The study confirmed sex-dependent kinematic strategies during the single-leg squat. Females demonstrated greater hip adduction and internal rotation and less knee varus, alongside a more extended trunk posture, whereas males exhibited a more inverted and externally rotated foot, greater knee varus, and larger pelvis and trunk rotations. These findings align partly with prior literature indicating female profiles of hip adduction/internal rotation and knee valgus, while also highlighting differences in trunk and pelvic motions likely influenced by execution parameters and depth. Importantly, relationships between SLS depth and joint/segment kinematics differed by sex. In females, depth related primarily to sagittal-plane ankle and knee motion, suggesting reliance on distal joints to achieve greater depth. In males, depth correlated with a broader set of sagittal-plane variables (ankle, knee, hip, pelvis) and with knee transverse motion, indicating a more distributed, multi-joint strategy. Frontal and transverse plane kinematics were generally not depth-dependent, implying that sex differences in these planes persist across depths and should be considered during clinical assessment irrespective of depth achieved. Clinically, these results suggest that evaluations and interventions should account for sex-specific movement strategies: for females, targeting ankle and knee sagittal mechanics may be most relevant to depth, while for males, addressing coordinated hip–pelvis mechanics and transverse knee control may be important. The absence of associations between depth and anthropometrics indicates that technique and control, rather than body size, underpin depth-related kinematic changes in this cohort.
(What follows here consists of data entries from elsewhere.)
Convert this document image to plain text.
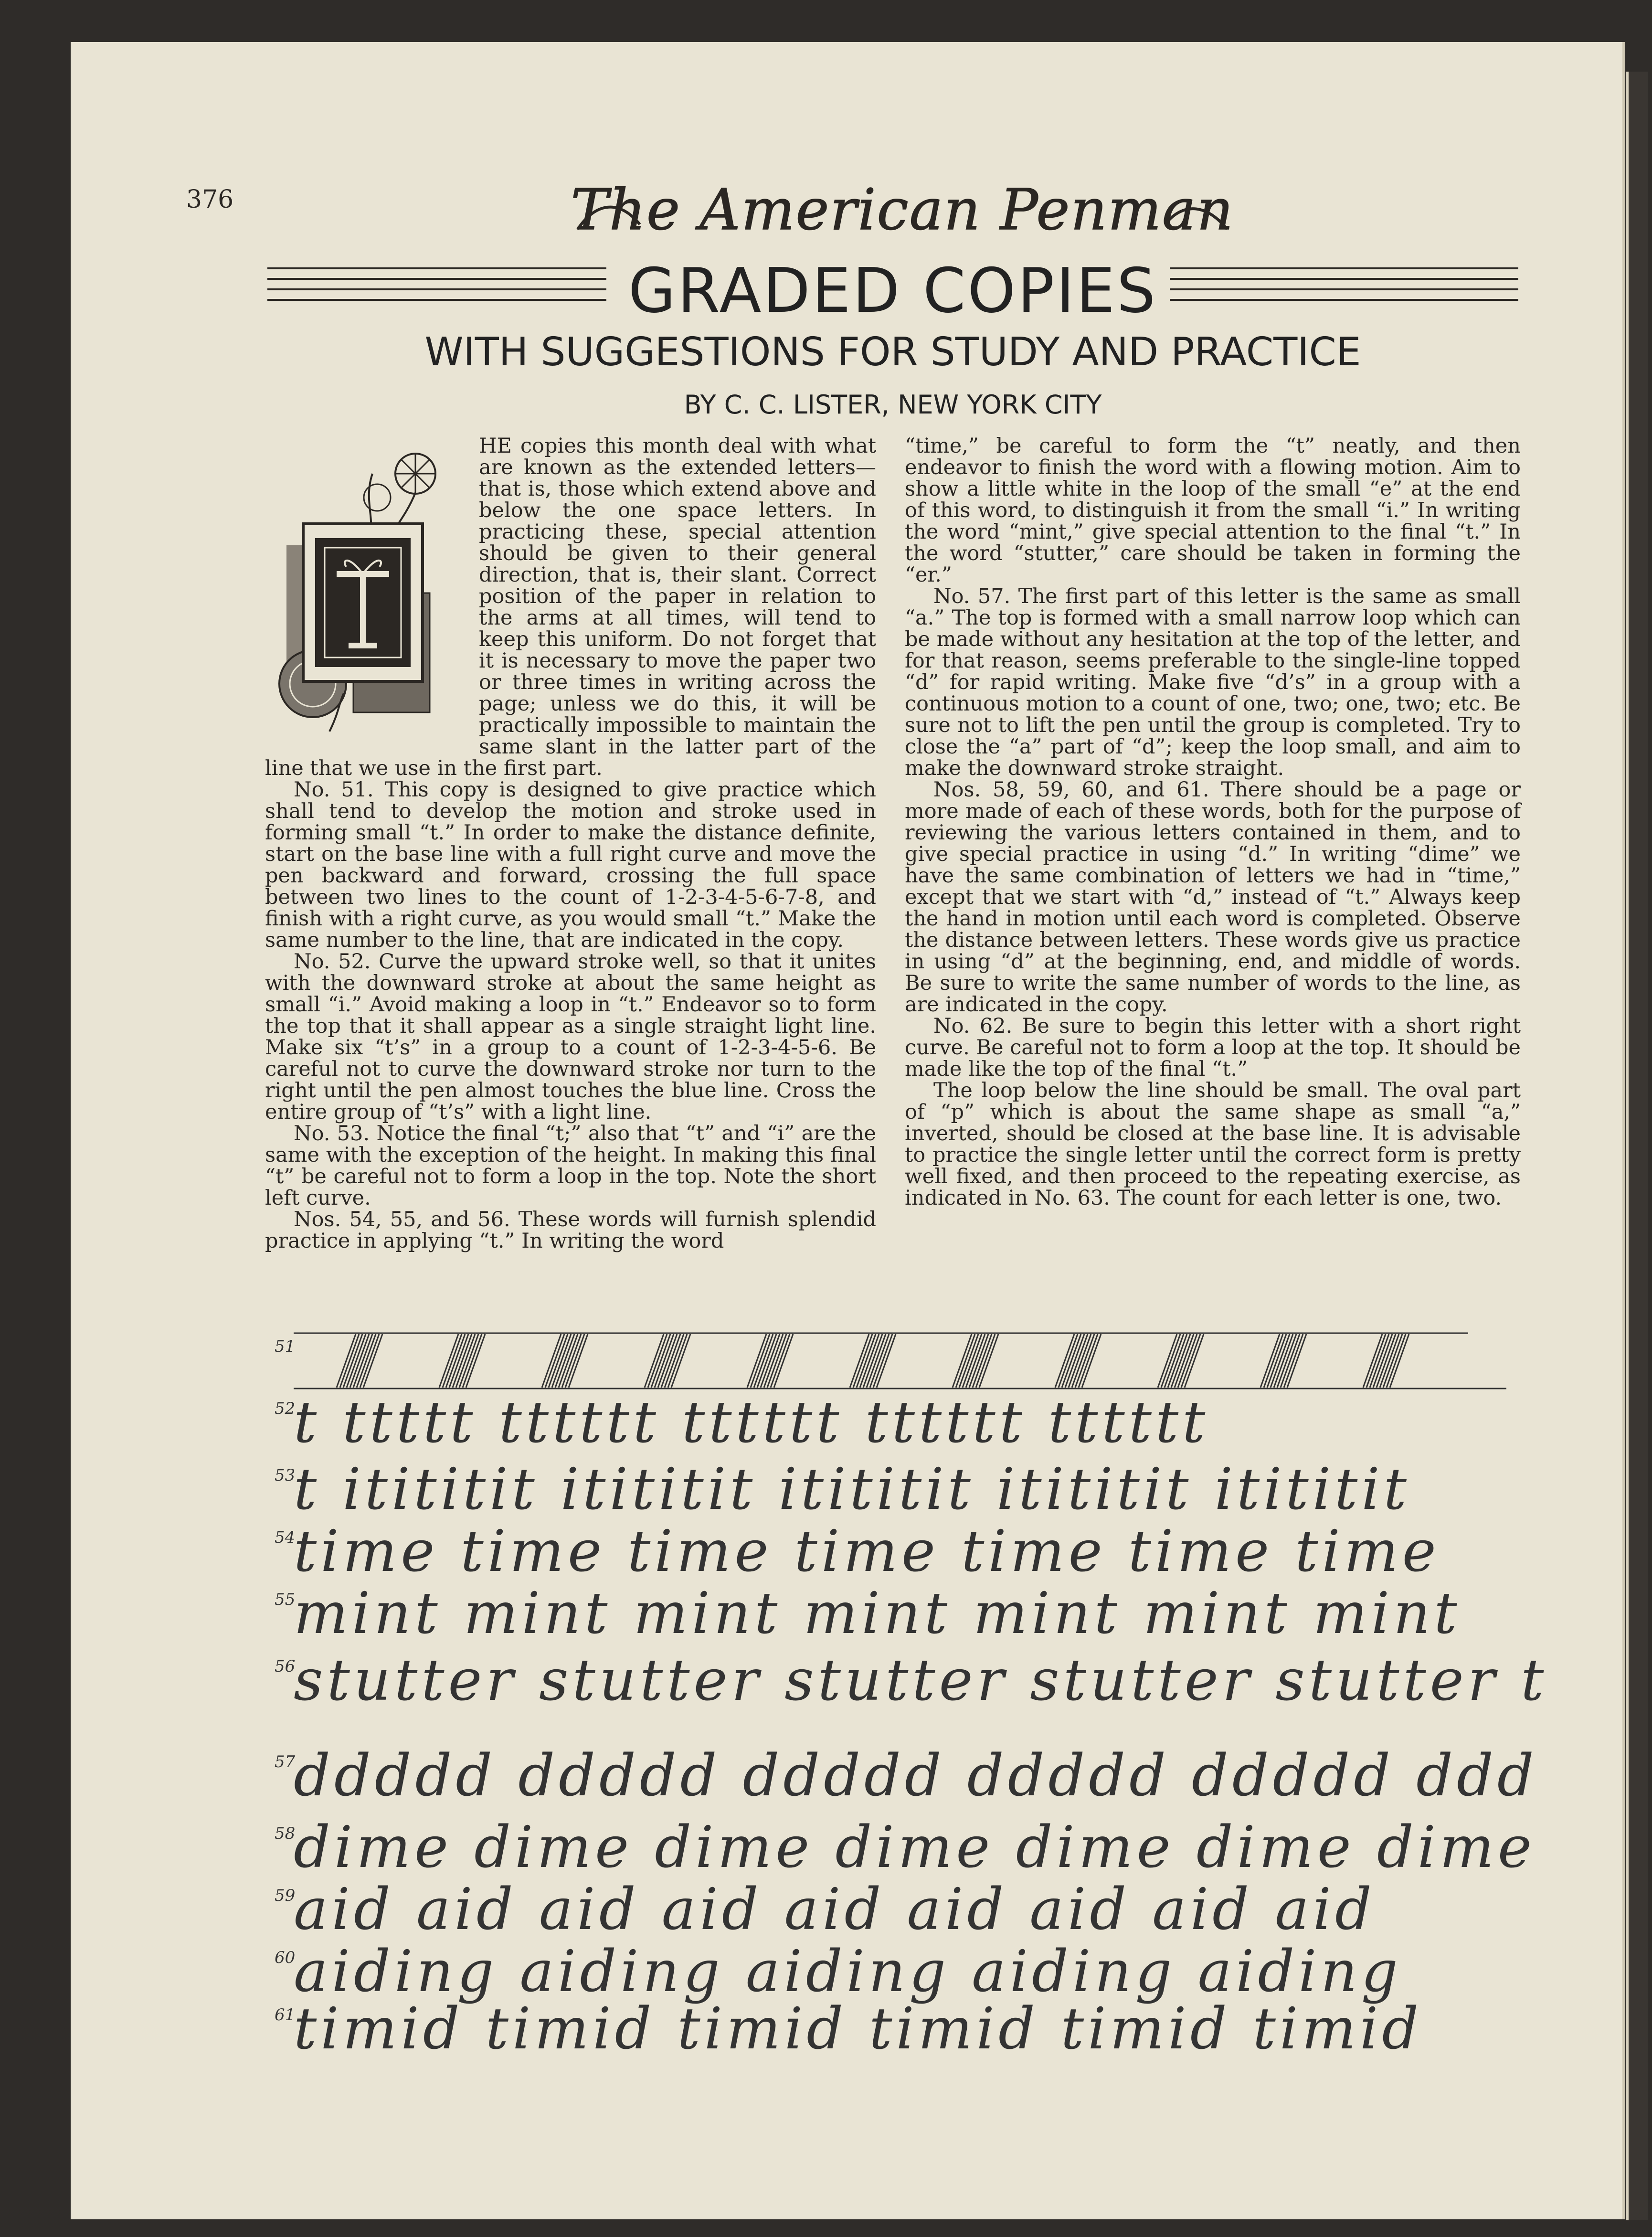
376	The American Penman
GRADED COPIES
WITH SUGGESTIONS FOR STUDY AND PRACTICE
BY C. C. LISTER, NEW YORK CITY

HE copies this month deal with what are known as the extended letters—that is, those which extend above and below the one space letters. In practicing these, special attention should be given to their general direction, that is, their slant. Correct position of the paper in relation to the arms at all times, will tend to keep this uniform. Do not forget that it is necessary to move the paper two or three times in writing across the page; unless we do this, it will be practically impossible to maintain the same slant in the latter part of the line that we use in the first part.

No. 51. This copy is designed to give practice which shall tend to develop the motion and stroke used in forming small “t.” In order to make the distance definite, start on the base line with a full right curve and move the pen backward and forward, crossing the full space between two lines to the count of 1-2-3-4-5-6-7-8, and finish with a right curve, as you would small “t.” Make the same number to the line, that are indicated in the copy.

No. 52. Curve the upward stroke well, so that it unites with the downward stroke at about the same height as small “i.” Avoid making a loop in “t.” Endeavor so to form the top that it shall appear as a single straight light line. Make six “t’s” in a group to a count of 1-2-3-4-5-6. Be careful not to curve the downward stroke nor turn to the right until the pen almost touches the blue line. Cross the entire group of “t’s” with a light line.

No. 53. Notice the final “t;” also that “t” and “i” are the same with the exception of the height. In making this final “t” be careful not to form a loop in the top. Note the short left curve.

Nos. 54, 55, and 56. These words will furnish splendid practice in applying “t.” In writing the word

“time,” be careful to form the “t” neatly, and then endeavor to finish the word with a flowing motion. Aim to show a little white in the loop of the small “e” at the end of this word, to distinguish it from the small “i.” In writing the word “mint,” give special attention to the final “t.” In the word “stutter,” care should be taken in forming the “er.”

No. 57. The first part of this letter is the same as small “a.” The top is formed with a small narrow loop which can be made without any hesitation at the top of the letter, and for that reason, seems preferable to the single-line topped “d” for rapid writing. Make five “d’s” in a group with a continuous motion to a count of one, two; one, two; etc. Be sure not to lift the pen until the group is completed. Try to close the “a” part of “d”; keep the loop small, and aim to make the downward stroke straight.

Nos. 58, 59, 60, and 61. There should be a page or more made of each of these words, both for the purpose of reviewing the various letters contained in them, and to give special practice in using “d.” In writing “dime” we have the same combination of letters we had in “time,” except that we start with “d,” instead of “t.” Always keep the hand in motion until each word is completed. Observe the distance between letters. These words give us practice in using “d” at the beginning, end, and middle of words. Be sure to write the same number of words to the line, as are indicated in the copy.

No. 62. Be sure to begin this letter with a short right curve. Be careful not to form a loop at the top. It should be made like the top of the final “t.”

The loop below the line should be small. The oval part of “p” which is about the same shape as small “a,” inverted, should be closed at the base line. It is advisable to practice the single letter until the correct form is pretty well fixed, and then proceed to the repeating exercise, as indicated in No. 63. The count for each letter is one, two.

51
52
t ttttt tttttt tttttt tttttt tttttt
53
t itititit itititit itititit itititit itititit
54
time time time time time time time
55
mint mint mint mint mint mint mint
56
stutter stutter stutter stutter stutter t
57
ddddd ddddd ddddd ddddd ddddd ddd
58
dime dime dime dime dime dime dime
59
aid aid aid aid aid aid aid aid aid
60
aiding aiding aiding aiding aiding
61
timid timid timid timid timid timid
Males and females exhibited similar sagittal-plane lower-limb kinematics but different trunk sagittal motion during SLS, with pronounced sex differences across the frontal and transverse planes at multiple segments. Squat depth related to kinematics differently by sex—primarily ankle and knee sagittal mechanics in females, and a broader hip–knee–ankle–pelvis involvement in males. Clinicians and coaches should consider these sex-specific patterns and incorporate both kinematic analysis and depth assessment when evaluating SLS performance. Future research should include older and less active populations, assess limb dominance effects, standardize or systematically manipulate SLS execution parameters (including depth), and perform prospective studies to link these kinematic patterns to injury risk.

The sample included only healthy, young, physically active individuals; older and less active populations were not studied. Limb dominance was not evaluated, which may influence motor control and kinematics.